Comunidades Agroecológicas do Bem Viver


As Comunidades Agroecológicas do Bem Viver acontecem junto com famílias agricultoras, contribuindo com o necessário e urgente processo de transição agroecológica que ressignifica as relações de produção e consumo, promove o acesso à alimentos saudáveis e o envolvimento entre as pessoas, rumo à Sociedade do Bem Viver.

No lugar do simples consumo, as pessoas são participantes ativas nas Comunidades, buscando suas cestas semanalmente no respectivo ponto de convivência, podendo participar de um mutirão de plantio mensal com a família agricultora e contribuindo financeiramente para garantir a produção dos alimentos que sempre sonhou em acessar mas a indústria alimentícia voltada para o lucro inviabiliza o acesso.

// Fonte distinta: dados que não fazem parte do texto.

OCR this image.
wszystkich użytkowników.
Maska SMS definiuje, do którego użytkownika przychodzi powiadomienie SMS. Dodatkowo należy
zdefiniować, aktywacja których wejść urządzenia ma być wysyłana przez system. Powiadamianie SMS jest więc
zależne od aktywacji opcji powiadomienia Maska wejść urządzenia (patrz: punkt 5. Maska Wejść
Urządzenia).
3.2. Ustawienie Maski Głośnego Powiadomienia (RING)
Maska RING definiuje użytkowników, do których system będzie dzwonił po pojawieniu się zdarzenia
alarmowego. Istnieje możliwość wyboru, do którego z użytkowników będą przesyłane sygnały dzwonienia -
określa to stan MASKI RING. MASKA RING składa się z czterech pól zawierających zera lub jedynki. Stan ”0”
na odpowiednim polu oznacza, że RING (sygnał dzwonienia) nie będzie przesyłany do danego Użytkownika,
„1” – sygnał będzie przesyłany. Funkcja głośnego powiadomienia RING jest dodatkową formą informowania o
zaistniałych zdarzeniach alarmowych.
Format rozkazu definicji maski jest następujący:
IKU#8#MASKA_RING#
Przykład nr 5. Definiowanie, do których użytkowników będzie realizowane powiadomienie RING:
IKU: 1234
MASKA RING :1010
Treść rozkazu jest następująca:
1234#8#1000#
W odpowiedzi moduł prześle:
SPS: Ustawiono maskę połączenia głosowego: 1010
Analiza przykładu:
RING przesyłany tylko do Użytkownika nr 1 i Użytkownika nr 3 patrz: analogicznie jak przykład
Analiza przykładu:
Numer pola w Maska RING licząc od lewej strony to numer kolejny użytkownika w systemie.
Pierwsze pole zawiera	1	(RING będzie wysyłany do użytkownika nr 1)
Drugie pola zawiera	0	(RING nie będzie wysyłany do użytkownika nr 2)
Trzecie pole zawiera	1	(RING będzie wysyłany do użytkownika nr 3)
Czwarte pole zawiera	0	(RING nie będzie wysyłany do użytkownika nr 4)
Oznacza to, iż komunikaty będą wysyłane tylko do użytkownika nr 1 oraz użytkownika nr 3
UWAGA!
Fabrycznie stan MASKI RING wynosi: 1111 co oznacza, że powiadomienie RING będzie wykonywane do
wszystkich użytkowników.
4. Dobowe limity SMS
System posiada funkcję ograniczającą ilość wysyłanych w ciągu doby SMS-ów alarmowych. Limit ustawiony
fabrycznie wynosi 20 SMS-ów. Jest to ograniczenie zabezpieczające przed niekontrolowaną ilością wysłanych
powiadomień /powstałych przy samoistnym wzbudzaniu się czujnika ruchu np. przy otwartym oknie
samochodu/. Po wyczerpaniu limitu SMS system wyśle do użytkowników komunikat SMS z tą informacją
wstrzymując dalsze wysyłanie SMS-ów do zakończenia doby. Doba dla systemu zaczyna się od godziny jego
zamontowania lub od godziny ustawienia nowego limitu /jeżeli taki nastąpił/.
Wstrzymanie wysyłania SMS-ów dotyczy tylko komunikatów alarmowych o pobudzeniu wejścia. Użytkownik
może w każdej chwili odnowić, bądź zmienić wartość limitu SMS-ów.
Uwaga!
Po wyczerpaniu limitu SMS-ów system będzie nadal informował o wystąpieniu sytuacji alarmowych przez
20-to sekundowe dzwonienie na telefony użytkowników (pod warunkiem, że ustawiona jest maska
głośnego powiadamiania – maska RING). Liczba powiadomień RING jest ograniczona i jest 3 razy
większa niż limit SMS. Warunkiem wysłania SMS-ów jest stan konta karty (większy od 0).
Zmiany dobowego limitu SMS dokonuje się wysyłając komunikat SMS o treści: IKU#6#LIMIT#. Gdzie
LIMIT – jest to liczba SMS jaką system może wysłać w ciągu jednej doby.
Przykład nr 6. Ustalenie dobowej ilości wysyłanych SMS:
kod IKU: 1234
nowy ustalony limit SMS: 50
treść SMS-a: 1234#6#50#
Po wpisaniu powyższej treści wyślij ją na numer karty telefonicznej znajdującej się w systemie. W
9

É um Projeto de transformação que conecta 3 eixos: Campo, Cidade e Floresta. Com parte do investimento nas comunidades, impulsionamos projetos para levar alimentos agroecológicos para territórios de periferia, em frentes comunitárias e outras iniciativas para construir outra sociedade. 🙂

🌱 Onde esse Projeto acontece?

Atualmente temos Comunidades Agroecológicas do Bem Viver em funcionamento no Distrito Federal e em Santa Catarina.
No DF, escolhemos como local das primeiras comunidades agroecológicas a Bacia do Descoberto, pois é de lá que vinha até o ano passado 65% da água que a população local bebe, onde a área sofre com degradação ambiental severa e porque o assentamento Canaã, que fica na DF 445 a caminho de Brazlândia, reúne dezenas de famílias agricultoras da reforma agrária, que constroem há anos conosco projetos de transformação mas que, diante do desmonte das políticas de agricultura familiar, precisam muito desse apoio coletivo para realizar a produção agroecológica e reflorestar o local. Já temos 3 comunidades em andamento nesse momento no assentamento.
Em Santa Catarina o local da primeira comunidade é na Terra Indígena Morro dos Cavalos, local sagrado dos povos Guarani Mbyá, onde eles plantam na floresta de forma integrada e promovendo outras relações comunitárias para resistir aos ataques dos poderosos (seja a especulação imobiliária, o agronegócio ou a mineração). É uma área que tem um histórico grave de violência contra os povos indígenas, mas a coragem da resistência da comunidade e também a influência positiva desse projeto tem fortalecido a luta indígena e integrado cada vez mais pessoas à perspectiva de luta pela Mãe-Terra para construir uma sociedade do Bem Viver!

🌱 Quem somos?

Somos um coletivo de pessoas da cidade, do campo e das florestas dispostas a transformar o mundo. Para isso, nos unimos visando, inicialmente, resolver problemas concretos de alimentação saudável, condições de vida digna no campo, nas florestas, projetos de regeneração ambiental, convívio em comunidade e promoção de felicidade, rumo à sociedade do bem viver. Assista alguns dos nossos vídeos e conheça mais:
📽️ Vídeo com a proposta geral: https://www.youtube.com/watch?v=IgA_k39Kf5o
📽️ Vídeo da Família Agricultora de SC: https://www.youtube.com/watch?v=l5NfvaG5lXg

🌱 Qual o benefício para você?

Você terá acesso a alimentos agroecológicos (que terá oportunidade de planejar coletivamente quais serão), plantar em mutirões mensais e coletá-los semanalmente em um ponto de encontro coletivo onde serão trocadas experiências, receitas e realizadas atividades interessantes para a transformação do mundo. Por se tratar desse tipo de relação coletiva (ganha-ganha e voltada para a transformação do mundo) é que não nos tratamos como "consumidores", mas sim coagricultores.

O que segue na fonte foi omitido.